Nous pénétrâmes dans la grotte. Spacieuse et bien aérée, elle renfermait une petite source et une mare d’eau claire, où se miraient des fougères. Sur le sol de sable, devant un grand feu, reposait le capitaine Smollett ; et dans le fond, où atteignaient à peine quelques reflets du foyer, j’entrevis d’énormes empilements de monnaies et des pyramides de lingots d’or. C’était là ce trésor de Flint que nous étions venus chercher si loin, et qui avait déjà coûté la vie à dix-sept hommes de l’Hispaniola.
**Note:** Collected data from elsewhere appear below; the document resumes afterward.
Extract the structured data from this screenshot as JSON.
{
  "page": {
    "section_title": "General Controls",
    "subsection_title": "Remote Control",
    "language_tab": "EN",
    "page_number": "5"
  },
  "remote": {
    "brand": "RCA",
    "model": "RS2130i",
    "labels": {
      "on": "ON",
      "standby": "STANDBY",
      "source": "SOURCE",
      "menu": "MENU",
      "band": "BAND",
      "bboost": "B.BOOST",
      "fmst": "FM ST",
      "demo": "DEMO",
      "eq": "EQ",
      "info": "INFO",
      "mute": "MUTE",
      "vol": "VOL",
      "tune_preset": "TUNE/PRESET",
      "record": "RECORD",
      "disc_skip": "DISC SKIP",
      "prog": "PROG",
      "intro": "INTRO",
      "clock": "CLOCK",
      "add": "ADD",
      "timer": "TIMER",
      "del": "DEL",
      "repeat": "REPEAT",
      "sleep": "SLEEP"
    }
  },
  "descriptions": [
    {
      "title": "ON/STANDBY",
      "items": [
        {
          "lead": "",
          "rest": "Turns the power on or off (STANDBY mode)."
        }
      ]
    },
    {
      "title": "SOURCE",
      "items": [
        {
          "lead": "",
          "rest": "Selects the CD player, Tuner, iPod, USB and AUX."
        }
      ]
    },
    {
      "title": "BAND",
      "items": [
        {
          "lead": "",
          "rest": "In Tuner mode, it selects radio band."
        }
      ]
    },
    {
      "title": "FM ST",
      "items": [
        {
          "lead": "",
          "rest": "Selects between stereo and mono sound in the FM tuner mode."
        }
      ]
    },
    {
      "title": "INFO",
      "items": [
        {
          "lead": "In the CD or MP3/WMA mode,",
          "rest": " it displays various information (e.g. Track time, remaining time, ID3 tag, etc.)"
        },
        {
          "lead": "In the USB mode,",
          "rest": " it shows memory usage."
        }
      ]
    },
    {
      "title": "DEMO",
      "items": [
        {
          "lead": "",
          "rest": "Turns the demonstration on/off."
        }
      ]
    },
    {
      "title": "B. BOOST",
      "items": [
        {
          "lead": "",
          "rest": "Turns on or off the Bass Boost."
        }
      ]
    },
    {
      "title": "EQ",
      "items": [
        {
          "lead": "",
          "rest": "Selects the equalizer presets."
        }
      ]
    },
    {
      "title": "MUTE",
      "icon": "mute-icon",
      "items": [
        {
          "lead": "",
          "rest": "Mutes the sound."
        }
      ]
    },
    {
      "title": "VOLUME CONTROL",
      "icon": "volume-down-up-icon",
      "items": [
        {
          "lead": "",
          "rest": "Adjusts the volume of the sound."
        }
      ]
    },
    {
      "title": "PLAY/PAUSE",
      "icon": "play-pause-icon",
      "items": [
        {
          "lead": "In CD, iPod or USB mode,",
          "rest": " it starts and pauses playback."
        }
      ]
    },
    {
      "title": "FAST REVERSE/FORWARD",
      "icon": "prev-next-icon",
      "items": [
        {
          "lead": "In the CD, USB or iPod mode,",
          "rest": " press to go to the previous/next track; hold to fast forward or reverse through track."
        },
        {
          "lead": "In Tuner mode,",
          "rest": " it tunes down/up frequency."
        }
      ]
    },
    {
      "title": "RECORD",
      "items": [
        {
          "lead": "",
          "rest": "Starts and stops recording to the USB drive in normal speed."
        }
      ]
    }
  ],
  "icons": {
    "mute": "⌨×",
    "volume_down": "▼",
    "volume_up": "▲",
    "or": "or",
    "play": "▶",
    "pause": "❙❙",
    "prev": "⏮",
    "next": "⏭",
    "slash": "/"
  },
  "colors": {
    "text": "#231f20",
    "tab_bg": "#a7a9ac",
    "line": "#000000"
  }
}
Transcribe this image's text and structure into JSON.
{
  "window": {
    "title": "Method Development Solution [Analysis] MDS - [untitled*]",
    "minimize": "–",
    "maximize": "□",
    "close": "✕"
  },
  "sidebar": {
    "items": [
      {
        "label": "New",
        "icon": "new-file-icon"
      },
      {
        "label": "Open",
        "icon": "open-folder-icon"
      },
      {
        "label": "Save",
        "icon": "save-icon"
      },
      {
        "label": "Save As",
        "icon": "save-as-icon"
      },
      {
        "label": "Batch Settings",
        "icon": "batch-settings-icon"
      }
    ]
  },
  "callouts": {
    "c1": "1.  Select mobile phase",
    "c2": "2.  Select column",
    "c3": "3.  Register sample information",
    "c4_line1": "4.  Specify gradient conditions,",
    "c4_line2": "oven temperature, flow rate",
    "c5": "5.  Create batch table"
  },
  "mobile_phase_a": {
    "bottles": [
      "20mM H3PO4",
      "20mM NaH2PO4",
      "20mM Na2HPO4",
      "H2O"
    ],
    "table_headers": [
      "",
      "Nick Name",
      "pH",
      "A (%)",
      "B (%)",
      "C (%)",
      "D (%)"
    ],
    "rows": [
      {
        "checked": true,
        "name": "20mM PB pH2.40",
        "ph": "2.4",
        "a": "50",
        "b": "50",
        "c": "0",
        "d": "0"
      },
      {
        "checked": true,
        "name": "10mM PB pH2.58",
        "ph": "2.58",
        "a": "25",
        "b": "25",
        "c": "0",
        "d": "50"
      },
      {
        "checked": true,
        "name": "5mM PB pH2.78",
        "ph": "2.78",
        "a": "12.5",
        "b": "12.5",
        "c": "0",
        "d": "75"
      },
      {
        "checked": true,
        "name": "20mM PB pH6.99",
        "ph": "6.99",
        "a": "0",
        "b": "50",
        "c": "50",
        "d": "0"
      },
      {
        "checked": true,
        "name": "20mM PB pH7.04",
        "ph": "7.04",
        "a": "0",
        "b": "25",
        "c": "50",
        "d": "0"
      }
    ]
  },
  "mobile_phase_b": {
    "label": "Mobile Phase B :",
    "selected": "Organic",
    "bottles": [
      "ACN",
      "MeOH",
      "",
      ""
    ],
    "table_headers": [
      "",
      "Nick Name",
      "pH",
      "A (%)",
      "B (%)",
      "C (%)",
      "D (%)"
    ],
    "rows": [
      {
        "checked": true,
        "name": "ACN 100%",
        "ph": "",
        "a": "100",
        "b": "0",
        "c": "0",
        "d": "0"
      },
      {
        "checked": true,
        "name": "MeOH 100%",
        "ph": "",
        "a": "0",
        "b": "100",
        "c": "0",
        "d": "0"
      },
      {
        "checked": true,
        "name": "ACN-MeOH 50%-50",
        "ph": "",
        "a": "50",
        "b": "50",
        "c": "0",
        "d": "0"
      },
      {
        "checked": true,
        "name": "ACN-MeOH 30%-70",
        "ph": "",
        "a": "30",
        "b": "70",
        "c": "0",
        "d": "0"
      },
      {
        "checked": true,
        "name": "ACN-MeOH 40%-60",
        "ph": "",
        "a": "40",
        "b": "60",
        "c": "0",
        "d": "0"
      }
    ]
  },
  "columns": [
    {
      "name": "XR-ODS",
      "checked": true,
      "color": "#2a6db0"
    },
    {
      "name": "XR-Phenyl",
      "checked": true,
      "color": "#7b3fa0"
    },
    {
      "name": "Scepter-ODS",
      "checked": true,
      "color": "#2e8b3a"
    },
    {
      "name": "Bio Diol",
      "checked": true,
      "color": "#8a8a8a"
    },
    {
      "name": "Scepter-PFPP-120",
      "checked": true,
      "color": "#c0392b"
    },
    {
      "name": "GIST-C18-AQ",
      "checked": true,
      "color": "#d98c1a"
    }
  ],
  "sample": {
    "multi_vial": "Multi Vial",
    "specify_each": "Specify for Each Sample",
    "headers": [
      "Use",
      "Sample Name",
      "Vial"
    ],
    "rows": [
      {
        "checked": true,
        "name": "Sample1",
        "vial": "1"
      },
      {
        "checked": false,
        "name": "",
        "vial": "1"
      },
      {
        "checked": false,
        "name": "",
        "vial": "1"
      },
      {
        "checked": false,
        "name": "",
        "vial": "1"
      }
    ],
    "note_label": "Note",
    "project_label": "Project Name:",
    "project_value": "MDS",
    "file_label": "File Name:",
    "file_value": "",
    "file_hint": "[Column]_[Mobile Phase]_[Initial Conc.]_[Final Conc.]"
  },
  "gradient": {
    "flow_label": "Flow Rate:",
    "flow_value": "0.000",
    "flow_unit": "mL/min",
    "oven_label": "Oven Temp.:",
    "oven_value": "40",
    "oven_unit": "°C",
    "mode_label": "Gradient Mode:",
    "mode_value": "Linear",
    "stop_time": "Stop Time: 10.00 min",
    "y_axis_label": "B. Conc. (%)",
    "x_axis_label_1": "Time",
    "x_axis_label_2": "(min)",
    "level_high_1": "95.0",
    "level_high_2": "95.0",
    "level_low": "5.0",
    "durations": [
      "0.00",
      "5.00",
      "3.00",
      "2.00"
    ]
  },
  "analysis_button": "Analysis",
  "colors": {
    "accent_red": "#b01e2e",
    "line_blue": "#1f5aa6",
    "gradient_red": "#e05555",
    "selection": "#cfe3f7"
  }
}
À quel prix l’avait-on amassé, combien de sang et de douleurs il y avait fallu, combien de beaux navires coulés à fond, combien de braves gens lancés à la mer, combien de coups de canon, combien de hontes, de mensonges et de forfaits, nul au monde n’eût pu le dire. Mais ils étaient encore trois sur cette île — Silver, le vieux Morgan et Ben Gunn — qui avaient chacun pris leur part de ces crimes, comme ils avaient eu le vain espoir de participer à la récompense.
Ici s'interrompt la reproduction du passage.